Curved and lifted buttocks in a pair of denims or micro mini skirt makes the figure look attractive and perfectly shaped. To get curve and lift the buttocks, there are several exercises which are effective and simple too. Take a look at the butt exercises to curve and lift the buttocks at home!
Butt exercises to curve and lift buttocks:
1. Try waist and lower body workouts three times in a week to shape the buttocks. Climbing stairs is one of the simple butt exercises to shape them. This exercise also improves blood circulation in the body and keeps the heart healthy. You lose body fat and shape buttocks too!
2. Stand straight. Bend the knees in a sitting position and put forward the hands. Hold this sitting position and count till 10. Relax and then repeat again. This butt exercise should be done 3-4 times in a week to shape the butt and get curves.
3. Sit straight on a chair and take out your butt outside. Hold this position for sometime and then straighten the back. Repeat it 15 times. You can do this butt exercise any time.
4. Bridges are one of the best butt exercises to lift and curve the buttocks as it works on the glute muscles to get curvaceous and tight butt. Lie on your back with arms on the sides and bent knees. With the help of heels lift your waist few inches up from the floor. Squeeze the butt to contract the glute muscles. Hold for 5-8 seconds. Relax and repeat 10-15 times.
5. Wearing high pencil heels enhances the buttocks and helps lift and shape them. It stretches the glute muscles and builds curve.

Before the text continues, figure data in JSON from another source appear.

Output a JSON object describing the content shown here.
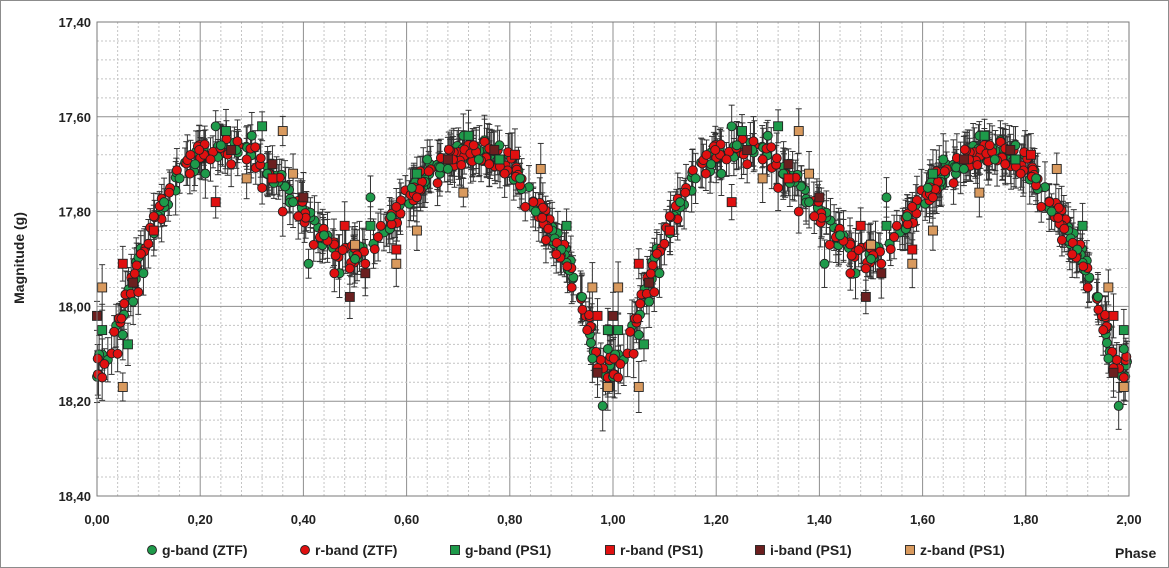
{
  "chart_data": {
    "type": "scatter",
    "title": "",
    "xlabel": "Phase",
    "ylabel": "Magnitude (g)",
    "xlim": [
      0.0,
      2.0
    ],
    "ylim": [
      17.4,
      18.4
    ],
    "y_inverted": true,
    "grid": true,
    "x_ticks": [
      "0,00",
      "0,20",
      "0,40",
      "0,60",
      "0,80",
      "1,00",
      "1,20",
      "1,40",
      "1,60",
      "1,80",
      "2,00"
    ],
    "y_ticks": [
      "17,40",
      "17,60",
      "17,80",
      "18,00",
      "18,20",
      "18,40"
    ],
    "x_tick_values": [
      0.0,
      0.2,
      0.4,
      0.6,
      0.8,
      1.0,
      1.2,
      1.4,
      1.6,
      1.8,
      2.0
    ],
    "y_tick_values": [
      17.4,
      17.6,
      17.8,
      18.0,
      18.2,
      18.4
    ],
    "legend_position": "bottom",
    "light_curve_template": [
      [
        0.0,
        18.13
      ],
      [
        0.03,
        18.08
      ],
      [
        0.06,
        17.98
      ],
      [
        0.1,
        17.85
      ],
      [
        0.15,
        17.74
      ],
      [
        0.2,
        17.68
      ],
      [
        0.25,
        17.66
      ],
      [
        0.3,
        17.68
      ],
      [
        0.35,
        17.73
      ],
      [
        0.4,
        17.8
      ],
      [
        0.44,
        17.86
      ],
      [
        0.48,
        17.89
      ],
      [
        0.52,
        17.89
      ],
      [
        0.56,
        17.84
      ],
      [
        0.6,
        17.77
      ],
      [
        0.65,
        17.71
      ],
      [
        0.7,
        17.68
      ],
      [
        0.75,
        17.67
      ],
      [
        0.8,
        17.7
      ],
      [
        0.84,
        17.76
      ],
      [
        0.88,
        17.84
      ],
      [
        0.92,
        17.92
      ],
      [
        0.95,
        18.02
      ],
      [
        0.97,
        18.12
      ],
      [
        1.0,
        18.13
      ]
    ],
    "series": [
      {
        "name": "g-band (ZTF)",
        "marker": "circle",
        "color": "#1e9a4a",
        "points": [
          [
            0.05,
            18.06
          ],
          [
            0.07,
            17.99
          ],
          [
            0.09,
            17.93
          ],
          [
            0.13,
            17.78
          ],
          [
            0.16,
            17.73
          ],
          [
            0.19,
            17.7
          ],
          [
            0.21,
            17.72
          ],
          [
            0.23,
            17.62
          ],
          [
            0.24,
            17.66
          ],
          [
            0.27,
            17.67
          ],
          [
            0.3,
            17.64
          ],
          [
            0.33,
            17.72
          ],
          [
            0.38,
            17.78
          ],
          [
            0.41,
            17.91
          ],
          [
            0.44,
            17.85
          ],
          [
            0.47,
            17.93
          ],
          [
            0.5,
            17.9
          ],
          [
            0.53,
            17.77
          ],
          [
            0.57,
            17.81
          ],
          [
            0.61,
            17.75
          ],
          [
            0.64,
            17.69
          ],
          [
            0.68,
            17.71
          ],
          [
            0.71,
            17.64
          ],
          [
            0.74,
            17.69
          ],
          [
            0.78,
            17.66
          ],
          [
            0.82,
            17.73
          ],
          [
            0.85,
            17.8
          ],
          [
            0.9,
            17.88
          ],
          [
            0.94,
            17.98
          ],
          [
            0.96,
            18.11
          ],
          [
            0.98,
            18.21
          ],
          [
            0.99,
            18.09
          ]
        ]
      },
      {
        "name": "r-band (ZTF)",
        "marker": "circle",
        "color": "#e01010",
        "points": [
          [
            0.01,
            18.15
          ],
          [
            0.04,
            18.1
          ],
          [
            0.08,
            17.97
          ],
          [
            0.11,
            17.81
          ],
          [
            0.14,
            17.76
          ],
          [
            0.18,
            17.72
          ],
          [
            0.22,
            17.69
          ],
          [
            0.26,
            17.7
          ],
          [
            0.29,
            17.69
          ],
          [
            0.32,
            17.75
          ],
          [
            0.36,
            17.8
          ],
          [
            0.39,
            17.81
          ],
          [
            0.42,
            17.87
          ],
          [
            0.46,
            17.93
          ],
          [
            0.49,
            17.92
          ],
          [
            0.52,
            17.91
          ],
          [
            0.55,
            17.83
          ],
          [
            0.58,
            17.79
          ],
          [
            0.62,
            17.77
          ],
          [
            0.66,
            17.74
          ],
          [
            0.69,
            17.69
          ],
          [
            0.73,
            17.66
          ],
          [
            0.76,
            17.7
          ],
          [
            0.79,
            17.72
          ],
          [
            0.83,
            17.79
          ],
          [
            0.87,
            17.86
          ],
          [
            0.89,
            17.89
          ],
          [
            0.92,
            17.96
          ],
          [
            0.95,
            18.05
          ],
          [
            0.97,
            18.13
          ],
          [
            0.99,
            18.15
          ]
        ]
      },
      {
        "name": "g-band (PS1)",
        "marker": "square",
        "color": "#1e9a4a",
        "points": [
          [
            0.01,
            18.05
          ],
          [
            0.06,
            18.08
          ],
          [
            0.25,
            17.63
          ],
          [
            0.32,
            17.62
          ],
          [
            0.53,
            17.83
          ],
          [
            0.62,
            17.72
          ],
          [
            0.72,
            17.64
          ],
          [
            0.78,
            17.69
          ],
          [
            0.91,
            17.83
          ],
          [
            0.99,
            18.05
          ]
        ]
      },
      {
        "name": "r-band (PS1)",
        "marker": "square",
        "color": "#e01010",
        "points": [
          [
            0.05,
            17.91
          ],
          [
            0.11,
            17.84
          ],
          [
            0.23,
            17.78
          ],
          [
            0.34,
            17.73
          ],
          [
            0.48,
            17.83
          ],
          [
            0.58,
            17.88
          ],
          [
            0.81,
            17.68
          ],
          [
            0.97,
            18.02
          ]
        ]
      },
      {
        "name": "i-band (PS1)",
        "marker": "square",
        "color": "#6b1f1f",
        "points": [
          [
            0.0,
            18.02
          ],
          [
            0.07,
            17.95
          ],
          [
            0.26,
            17.67
          ],
          [
            0.34,
            17.7
          ],
          [
            0.4,
            17.77
          ],
          [
            0.49,
            17.98
          ],
          [
            0.52,
            17.93
          ],
          [
            0.68,
            17.69
          ],
          [
            0.77,
            17.67
          ],
          [
            0.97,
            18.14
          ]
        ]
      },
      {
        "name": "z-band (PS1)",
        "marker": "square",
        "color": "#d99a5e",
        "points": [
          [
            0.01,
            17.96
          ],
          [
            0.05,
            18.17
          ],
          [
            0.29,
            17.73
          ],
          [
            0.36,
            17.63
          ],
          [
            0.38,
            17.72
          ],
          [
            0.5,
            17.87
          ],
          [
            0.58,
            17.91
          ],
          [
            0.62,
            17.84
          ],
          [
            0.71,
            17.76
          ],
          [
            0.86,
            17.71
          ],
          [
            0.96,
            17.96
          ],
          [
            0.99,
            18.17
          ]
        ]
      }
    ]
  }
}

6. Stretching the leg muscles is an effective butt exercise to curve and lift up the buttocks. Stand on a crate or stool and place left leg. Now raise the right feet till the toe end until you feel a stretch in the calf muscles. Hold the stretch and count till 10. Rest and repeat on right leg. Do this butt exercise 15 times.
7. Put the left knee on the floor and keep the right leg in 90 degrees angle. It should look like a running position. Put forward the right knee and hold it for 15 seconds. Repeat with the left leg.
8. Similar to the 7th point, you can also straighten the left leg backwards instead of keeping on the floor and bend the right leg in 90 degrees angle. Now bend your right knee forward till you feel a stretch in the left leg. Hold the stretch for few seconds. Relax and do with the left knee. Repeat this butt exercise 15 times to lift and curve the buttocks.
Try these 8 butt exercises to curve and lift the buttocks.